Thursday, Apr 18, 2024

LONDON: The idea of eradicating smoking is “laudable” but must come with a strategy that safeguards the shopkeepers tasked with upholding the regulations, retailers have warned.

The British Independent Retailers Association (Bira), which works with more than 6,000 businesses across the UK, said the potential pressures of enforcing the smoking ban being placed on retailers could lead to “flashpoints of abuse to people who work in the shops – a worrying trend that is already on the rise”.

Prime Minister Rishi Sunak’s proposal to ban young people from ever being able to legally smoke tobacco cleared its first Commons hurdle on Tuesday.

MPs voted 383 to 67, majority 316, to give the Tobacco and Vapes Bill a second reading. The legislation, seen by the Prime Minister as a key part of his long-term legacy, would make it illegal to sell tobacco products to anyone born after January 1 2009, with the aim of creating a “smoke-free” generation.

Bira chief executive Andrew Goodacre said: “Placing the responsibility of verifying customers’ ages squarely on shopkeepers could potentially lead to several challenges. In addition to concerns about retail crime and the potential for increased abuse from customers who are reluctant to be ID’d, this policy may inadvertently contribute to a rise in shoplifting cases. “The idea of eradicating smoking in years to come is laudable and hard to disagree with. All we ask is that the regulations are communicated very clearly and when it is implemented.

“We are also concerned about the pressures of enforcement being placed on retailers, which may well lead to flashpoints of abuse to people who work in the shops – a worrying trend that is already on the rise. “In the longer term, we will see retailers stop selling cigarettes as demand falls, and there must be concerns that the black market will expand, and may well lead to even more retail crime.

“We firmly believe that the onus of enforcing smoking regulations should not solely fall on the shoulders of shopkeepers. It is essential to consider additional measures and resources to support retailers in their efforts to comply with these new rules effectively.

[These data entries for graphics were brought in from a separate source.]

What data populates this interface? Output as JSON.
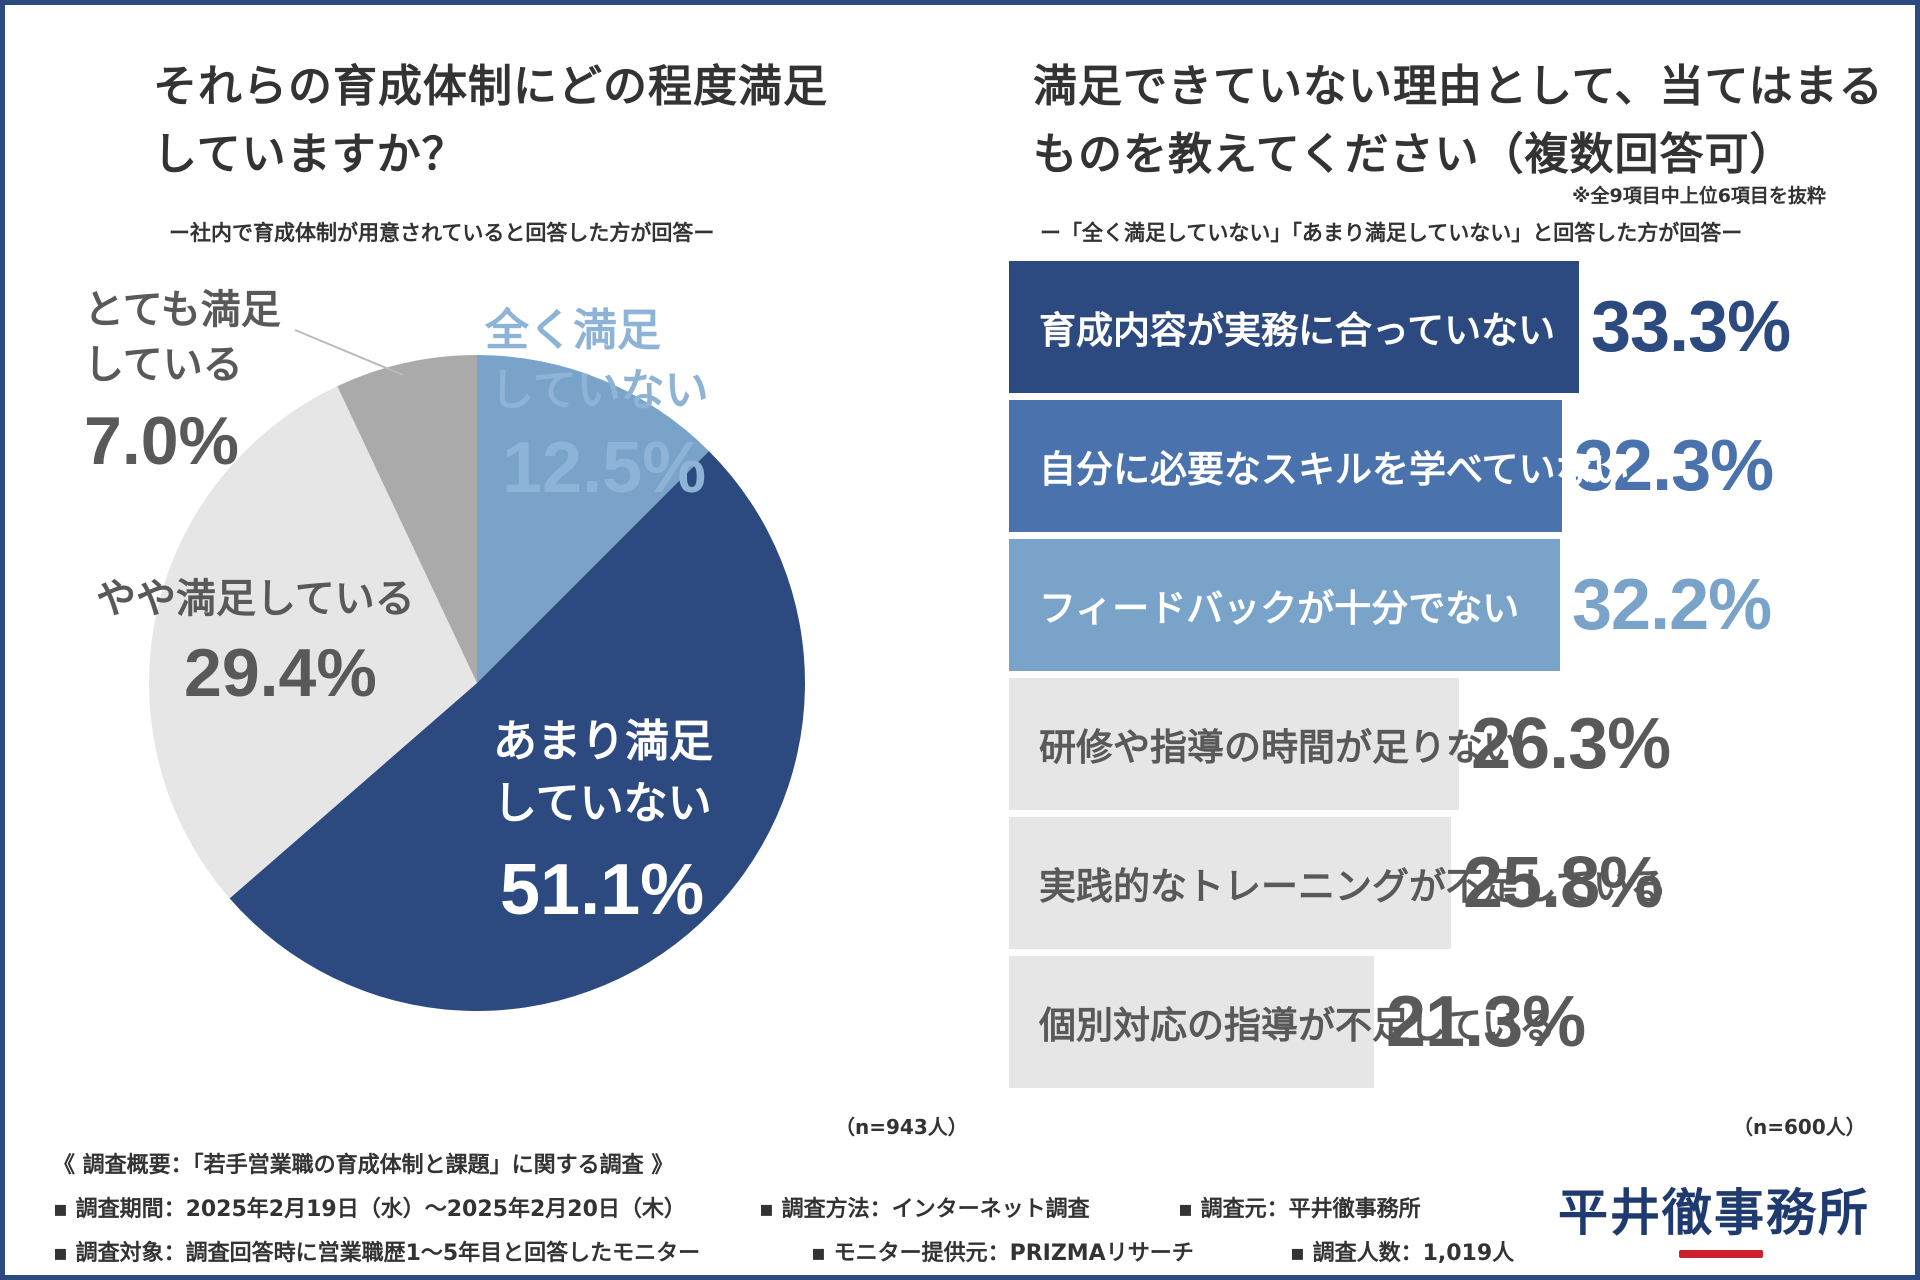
{
  "colors": {
    "navy": "#2d4a80",
    "blue": "#4a72ad",
    "light_blue": "#7aa3c9",
    "dark_gray": "#aaaaaa",
    "light_gray": "#e6e6e6",
    "text_gray": "#595959",
    "logo_red": "#cc1f2f"
  },
  "left_panel": {
    "title_line1": "それらの育成体制にどの程度満足",
    "title_line2": "していますか？",
    "subtitle": "ー社内で育成体制が用意されていると回答した方が回答ー",
    "n_label": "（n=943人）"
  },
  "right_panel": {
    "title_line1": "満足できていない理由として、当てはまる",
    "title_line2": "ものを教えてください（複数回答可）",
    "note": "※全9項目中上位6項目を抜粋",
    "subtitle": "ー「全く満足していない」「あまり満足していない」と回答した方が回答ー",
    "n_label": "（n=600人）"
  },
  "chart_data": [
    {
      "type": "pie",
      "title": "それらの育成体制にどの程度満足していますか？",
      "slices": [
        {
          "label_line1": "全く満足",
          "label_line2": "していない",
          "value": 12.5,
          "display": "12.5%",
          "color": "#7aa3c9",
          "text_color": "#8db3d6"
        },
        {
          "label_line1": "あまり満足",
          "label_line2": "していない",
          "value": 51.1,
          "display": "51.1%",
          "color": "#2d4a80",
          "text_color": "#ffffff"
        },
        {
          "label_line1": "やや満足している",
          "label_line2": "",
          "value": 29.4,
          "display": "29.4%",
          "color": "#e6e6e6",
          "text_color": "#595959"
        },
        {
          "label_line1": "とても満足",
          "label_line2": "している",
          "value": 7.0,
          "display": "7.0%",
          "color": "#aaaaaa",
          "text_color": "#595959"
        }
      ],
      "n": "n=943人"
    },
    {
      "type": "bar",
      "orientation": "horizontal",
      "title": "満足できていない理由として、当てはまるものを教えてください（複数回答可）",
      "categories": [
        "育成内容が実務に合っていない",
        "自分に必要なスキルを学べていない",
        "フィードバックが十分でない",
        "研修や指導の時間が足りない",
        "実践的なトレーニングが不足している",
        "個別対応の指導が不足している"
      ],
      "values": [
        33.3,
        32.3,
        32.2,
        26.3,
        25.8,
        21.3
      ],
      "display": [
        "33.3%",
        "32.3%",
        "32.2%",
        "26.3%",
        "25.8%",
        "21.3%"
      ],
      "bar_colors": [
        "#2d4a80",
        "#4a72ad",
        "#7aa3c9",
        "#e6e6e6",
        "#e6e6e6",
        "#e6e6e6"
      ],
      "label_colors": [
        "#ffffff",
        "#ffffff",
        "#ffffff",
        "#595959",
        "#595959",
        "#595959"
      ],
      "value_colors": [
        "#2d4a80",
        "#4a72ad",
        "#7aa3c9",
        "#595959",
        "#595959",
        "#595959"
      ],
      "xlim": [
        0,
        33.3
      ],
      "n": "n=600人"
    }
  ],
  "footer": {
    "heading": "《 調査概要：「若手営業職の育成体制と課題」に関する調査 》",
    "line1_a": "▪ 調査期間：2025年2月19日（水）～2025年2月20日（木）",
    "line1_b": "▪ 調査方法：インターネット調査",
    "line1_c": "▪ 調査元：平井徹事務所",
    "line2_a": "▪ 調査対象：調査回答時に営業職歴1～5年目と回答したモニター",
    "line2_b": "▪ モニター提供元：PRIZMAリサーチ",
    "line2_c": "▪ 調査人数：1,019人"
  },
  "logo": {
    "text": "平井徹事務所"
  }
}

“We call upon the relevant authorities to work closely with retailers to develop a comprehensive strategy that promotes compliance while safeguarding the wellbeing and safety of shopkeepers and their staff. At Bira, we remain committed to supporting independent retailers and championing their concerns.”

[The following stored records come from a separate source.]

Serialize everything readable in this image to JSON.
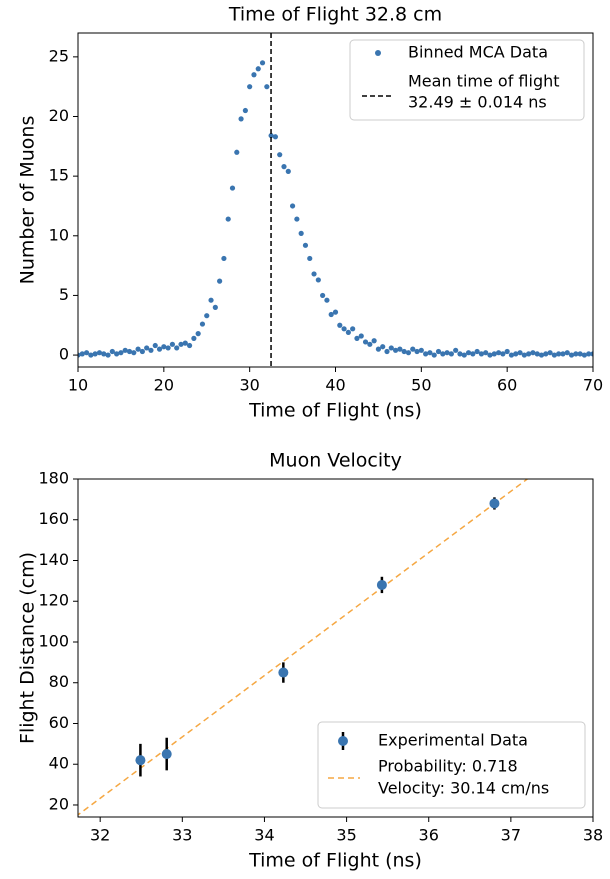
{
  "chart_data": [
    {
      "type": "scatter",
      "title": "Time of Flight 32.8 cm",
      "x_label": "Time of Flight (ns)",
      "y_label": "Number of Muons",
      "xlim": [
        10,
        70
      ],
      "ylim": [
        -1,
        27
      ],
      "xticks": [
        10,
        20,
        30,
        40,
        50,
        60,
        70
      ],
      "yticks": [
        0,
        5,
        10,
        15,
        20,
        25
      ],
      "legend": "upper right",
      "series": [
        {
          "name": "Binned MCA Data",
          "color": "#3a75b0",
          "x": [
            10,
            10.5,
            11,
            11.5,
            12,
            12.5,
            13,
            13.5,
            14,
            14.5,
            15,
            15.5,
            16,
            16.5,
            17,
            17.5,
            18,
            18.5,
            19,
            19.5,
            20,
            20.5,
            21,
            21.5,
            22,
            22.5,
            23,
            23.5,
            24,
            24.5,
            25,
            25.5,
            26,
            26.5,
            27,
            27.5,
            28,
            28.5,
            29,
            29.5,
            30,
            30.5,
            31,
            31.5,
            32,
            32.5,
            33,
            33.5,
            34,
            34.5,
            35,
            35.5,
            36,
            36.5,
            37,
            37.5,
            38,
            38.5,
            39,
            39.5,
            40,
            40.5,
            41,
            41.5,
            42,
            42.5,
            43,
            43.5,
            44,
            44.5,
            45,
            45.5,
            46,
            46.5,
            47,
            47.5,
            48,
            48.5,
            49,
            49.5,
            50,
            50.5,
            51,
            51.5,
            52,
            52.5,
            53,
            53.5,
            54,
            54.5,
            55,
            55.5,
            56,
            56.5,
            57,
            57.5,
            58,
            58.5,
            59,
            59.5,
            60,
            60.5,
            61,
            61.5,
            62,
            62.5,
            63,
            63.5,
            64,
            64.5,
            65,
            65.5,
            66,
            66.5,
            67,
            67.5,
            68,
            68.5,
            69,
            69.5,
            70
          ],
          "values": [
            0,
            0.1,
            0.2,
            0,
            0.1,
            0.2,
            0.1,
            0,
            0.3,
            0.1,
            0.2,
            0.4,
            0.3,
            0.2,
            0.5,
            0.3,
            0.6,
            0.4,
            0.8,
            0.5,
            0.7,
            0.6,
            0.9,
            0.6,
            0.9,
            1.0,
            0.8,
            1.4,
            1.8,
            2.6,
            3.3,
            4.6,
            4.0,
            6.2,
            8.1,
            11.4,
            14.0,
            17.0,
            19.8,
            20.5,
            22.5,
            23.5,
            24.0,
            24.5,
            22.5,
            18.4,
            18.3,
            16.8,
            15.8,
            15.4,
            12.5,
            11.4,
            10.2,
            9.2,
            8.1,
            6.8,
            6.3,
            5.0,
            4.6,
            3.4,
            3.6,
            2.5,
            2.2,
            1.9,
            2.2,
            1.4,
            1.6,
            1.1,
            0.9,
            1.2,
            0.5,
            0.7,
            0.3,
            0.6,
            0.4,
            0.5,
            0.3,
            0.2,
            0.5,
            0.3,
            0.4,
            0.1,
            0.2,
            0,
            0.3,
            0.1,
            0.2,
            0.1,
            0.4,
            0.1,
            0,
            0.2,
            0.1,
            0.3,
            0.1,
            0.2,
            0,
            0.1,
            0.2,
            0.1,
            0.3,
            0,
            0.1,
            0.2,
            0,
            0.1,
            0.2,
            0.1,
            0,
            0.1,
            0.2,
            0,
            0.1,
            0.1,
            0.2,
            0,
            0.1,
            0.1,
            0,
            0.1,
            0.1
          ]
        }
      ],
      "vline": {
        "name": [
          "Mean time of flight",
          "32.49 ± 0.014 ns"
        ],
        "x": 32.49,
        "color": "#000000"
      }
    },
    {
      "type": "errorbar",
      "title": "Muon Velocity",
      "x_label": "Time of Flight (ns)",
      "y_label": "Flight Distance (cm)",
      "xlim": [
        31.73,
        38
      ],
      "ylim": [
        14.1,
        180
      ],
      "xticks": [
        32,
        33,
        34,
        35,
        36,
        37,
        38
      ],
      "yticks": [
        20,
        40,
        60,
        80,
        100,
        120,
        140,
        160,
        180
      ],
      "legend": "lower right",
      "series": [
        {
          "name": "Experimental Data",
          "color": "#3a75b0",
          "x": [
            32.49,
            32.81,
            34.23,
            35.43,
            36.8
          ],
          "values": [
            42,
            45,
            85,
            128,
            168
          ],
          "errors": [
            8,
            8,
            5,
            4,
            3
          ]
        }
      ],
      "fit": {
        "name": [
          "Probability: 0.718",
          "Velocity: 30.14 cm/ns"
        ],
        "color": "#f5a742",
        "x": [
          31.7,
          37.3
        ],
        "values": [
          14.24,
          183.0
        ]
      }
    }
  ]
}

Association of Convenience Stores chief executive James Lowman said: “Enforcing a generational ban on tobacco products will require additional training for retailers and their colleagues on new age-related sales procedures that in time will be significantly different from those on other products where ‘Challenge 25’ is an effective and robust policy.

“We are committed to working with the Government and our members on ensuring that communication about the new rules is widespread and clear when measures are introduced in 2027, as confusion about the rules among customers is one of the areas that can cause flashpoints in store and this is a scenario that we want to minimise as much as possible.”

Adrian Simpson, products policy adviser at the British Retail Consortium, said: “Retailers take their obligations around vapes and cigarettes very seriously and will continue to comply with any requirements around their sale.“It is important that the legislation operates in the same way across the UK as this will help ensure clarity and consistency for customers. “Retailers will look to ensure they comply with the new regulations in a timely manner.”